Titre est une illustration sidérante de ce qui se trouve dit dans les parties les plus profondes de Travail du poème, livre qui se proposait en réalité de redonner tout son sens à la poésie.

Plus loin, dans un long post-scriptum :

Un autre point que je voudrais aborder est celui de l’accessibilité de ce poème… Le fait que j’aie (jusque dans la transe !) toujours pensé au lecteur. Un texte n’a pas à être “facile”, et qu’est-ce que ça veut dire, “facile” ? Mais il faut qu’il soit accessible.

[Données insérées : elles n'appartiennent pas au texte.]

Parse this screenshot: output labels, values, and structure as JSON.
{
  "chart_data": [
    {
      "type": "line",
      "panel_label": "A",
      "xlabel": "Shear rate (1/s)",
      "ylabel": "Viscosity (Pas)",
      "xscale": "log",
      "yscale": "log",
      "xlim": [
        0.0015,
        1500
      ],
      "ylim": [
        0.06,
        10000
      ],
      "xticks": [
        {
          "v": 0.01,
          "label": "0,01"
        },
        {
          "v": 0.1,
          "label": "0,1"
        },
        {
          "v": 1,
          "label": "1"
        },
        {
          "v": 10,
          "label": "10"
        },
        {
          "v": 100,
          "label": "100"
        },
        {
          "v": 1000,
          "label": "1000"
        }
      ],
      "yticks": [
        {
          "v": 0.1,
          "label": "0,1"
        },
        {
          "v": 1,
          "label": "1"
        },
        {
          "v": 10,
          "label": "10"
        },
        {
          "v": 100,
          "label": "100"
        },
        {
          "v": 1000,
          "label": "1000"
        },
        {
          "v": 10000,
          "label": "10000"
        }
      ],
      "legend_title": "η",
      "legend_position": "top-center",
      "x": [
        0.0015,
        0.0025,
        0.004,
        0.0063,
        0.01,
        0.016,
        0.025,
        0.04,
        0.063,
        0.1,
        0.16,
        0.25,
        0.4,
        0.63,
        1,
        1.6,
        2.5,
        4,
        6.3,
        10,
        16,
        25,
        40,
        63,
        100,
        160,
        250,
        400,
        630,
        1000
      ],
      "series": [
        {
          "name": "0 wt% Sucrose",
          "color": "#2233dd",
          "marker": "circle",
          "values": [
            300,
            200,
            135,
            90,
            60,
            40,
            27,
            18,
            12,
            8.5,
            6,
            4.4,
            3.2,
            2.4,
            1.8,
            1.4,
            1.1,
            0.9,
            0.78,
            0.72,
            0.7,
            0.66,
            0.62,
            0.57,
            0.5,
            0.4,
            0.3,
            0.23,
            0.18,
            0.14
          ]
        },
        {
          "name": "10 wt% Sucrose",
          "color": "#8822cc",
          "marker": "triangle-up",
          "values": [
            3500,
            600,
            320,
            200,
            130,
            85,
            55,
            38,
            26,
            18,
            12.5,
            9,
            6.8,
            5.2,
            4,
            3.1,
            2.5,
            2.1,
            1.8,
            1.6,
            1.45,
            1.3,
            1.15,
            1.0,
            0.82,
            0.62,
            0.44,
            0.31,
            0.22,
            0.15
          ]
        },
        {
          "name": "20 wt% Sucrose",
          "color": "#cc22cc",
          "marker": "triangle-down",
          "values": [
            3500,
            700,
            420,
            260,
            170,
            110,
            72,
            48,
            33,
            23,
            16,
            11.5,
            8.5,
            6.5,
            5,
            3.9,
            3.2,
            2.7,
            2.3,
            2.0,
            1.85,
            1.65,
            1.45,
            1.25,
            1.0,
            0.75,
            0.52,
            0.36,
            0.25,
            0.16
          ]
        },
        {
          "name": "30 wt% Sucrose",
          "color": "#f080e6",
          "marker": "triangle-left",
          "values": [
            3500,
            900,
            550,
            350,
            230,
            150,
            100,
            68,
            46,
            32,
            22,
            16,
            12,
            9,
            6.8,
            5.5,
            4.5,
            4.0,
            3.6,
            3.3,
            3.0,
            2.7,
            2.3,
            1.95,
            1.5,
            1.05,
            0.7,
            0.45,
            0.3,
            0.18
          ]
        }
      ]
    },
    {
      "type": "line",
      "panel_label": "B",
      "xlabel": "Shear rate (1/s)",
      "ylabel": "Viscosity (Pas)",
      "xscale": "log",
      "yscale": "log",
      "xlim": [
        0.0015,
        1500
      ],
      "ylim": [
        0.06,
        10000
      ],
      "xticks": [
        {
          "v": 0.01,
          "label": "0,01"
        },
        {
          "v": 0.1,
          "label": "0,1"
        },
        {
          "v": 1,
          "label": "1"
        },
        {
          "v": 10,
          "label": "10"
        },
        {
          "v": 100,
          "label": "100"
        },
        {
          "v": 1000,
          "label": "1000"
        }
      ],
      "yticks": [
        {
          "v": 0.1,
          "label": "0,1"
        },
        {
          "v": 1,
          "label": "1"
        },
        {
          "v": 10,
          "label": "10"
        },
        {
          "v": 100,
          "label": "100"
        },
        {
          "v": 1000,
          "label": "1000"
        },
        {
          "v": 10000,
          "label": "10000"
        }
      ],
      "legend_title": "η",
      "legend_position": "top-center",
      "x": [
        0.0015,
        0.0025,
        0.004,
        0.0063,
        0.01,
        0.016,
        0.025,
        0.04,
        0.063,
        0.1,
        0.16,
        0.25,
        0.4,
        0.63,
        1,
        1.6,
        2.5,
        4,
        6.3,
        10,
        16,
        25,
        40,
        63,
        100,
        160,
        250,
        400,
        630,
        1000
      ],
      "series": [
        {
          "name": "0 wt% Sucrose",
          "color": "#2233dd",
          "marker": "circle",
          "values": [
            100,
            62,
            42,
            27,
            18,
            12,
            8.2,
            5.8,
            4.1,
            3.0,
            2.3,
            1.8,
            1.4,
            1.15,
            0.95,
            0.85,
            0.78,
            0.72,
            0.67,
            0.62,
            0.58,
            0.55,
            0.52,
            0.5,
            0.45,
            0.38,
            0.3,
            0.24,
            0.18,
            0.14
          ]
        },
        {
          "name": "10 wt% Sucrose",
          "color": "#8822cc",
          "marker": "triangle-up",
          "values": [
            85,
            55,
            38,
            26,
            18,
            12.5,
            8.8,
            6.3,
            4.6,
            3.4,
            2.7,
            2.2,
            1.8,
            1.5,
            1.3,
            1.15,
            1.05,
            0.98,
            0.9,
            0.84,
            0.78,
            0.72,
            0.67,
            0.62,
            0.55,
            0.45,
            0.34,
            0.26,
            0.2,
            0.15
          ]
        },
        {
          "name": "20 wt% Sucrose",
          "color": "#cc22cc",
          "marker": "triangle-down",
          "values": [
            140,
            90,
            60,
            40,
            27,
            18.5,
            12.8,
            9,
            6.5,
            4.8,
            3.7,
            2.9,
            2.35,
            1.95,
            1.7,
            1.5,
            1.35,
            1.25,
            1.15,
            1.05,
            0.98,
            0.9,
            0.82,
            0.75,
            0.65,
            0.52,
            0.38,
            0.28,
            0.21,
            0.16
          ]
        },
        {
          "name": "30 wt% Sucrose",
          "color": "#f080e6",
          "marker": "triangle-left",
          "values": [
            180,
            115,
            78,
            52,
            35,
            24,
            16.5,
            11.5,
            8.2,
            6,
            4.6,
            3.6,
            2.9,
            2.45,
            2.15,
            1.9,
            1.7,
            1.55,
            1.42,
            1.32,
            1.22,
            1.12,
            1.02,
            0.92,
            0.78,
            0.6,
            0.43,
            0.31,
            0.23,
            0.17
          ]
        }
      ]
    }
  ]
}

Les propriétés constitutives de l’accessibilité sont alors égrainées : la force de l’évidence (« quelque chose qui vaut d’être lu, et qui demande à être lu »), un formalisme non gratuit (qui « amène du sens », qui « piège et redistribue du sens »), la sensation (parfois « effrayante ») que l’on va être « emmené très loin ».
Puis cette précision (quasi chamanique) :

J’ai parlé d’accessibilité… Je voulais dire que le lecteur doit percevoir — tout de suite ou presque tout de suite — que tel poème va lui ouvrir un accès, constitue une ouverture, lui ouvre quelque chose, de grand, et en grand.

Ce système mobile à l’intérieur duquel, idéalement, chacun est mobile est vernien : « Mobilis in mobile », la devise du Nautilus. Ces échafaudages seraient-ils construits sous la mer ? Quelque part au large de Berck ? Ivar/Némo prétend qu’il s’agit d’échafaudages dans les bois, mais c’est là une figure de modestie — le bois sous sa plume étant bien peu face au monde. Certes ce ne sont peut-être pas des échafaudages dans le monde mais, oui, des échafaudages dans l’abysse obscur. Pour tenter d’en sortir la poésie qui, selon lui, y est tombée, perdant sens et public.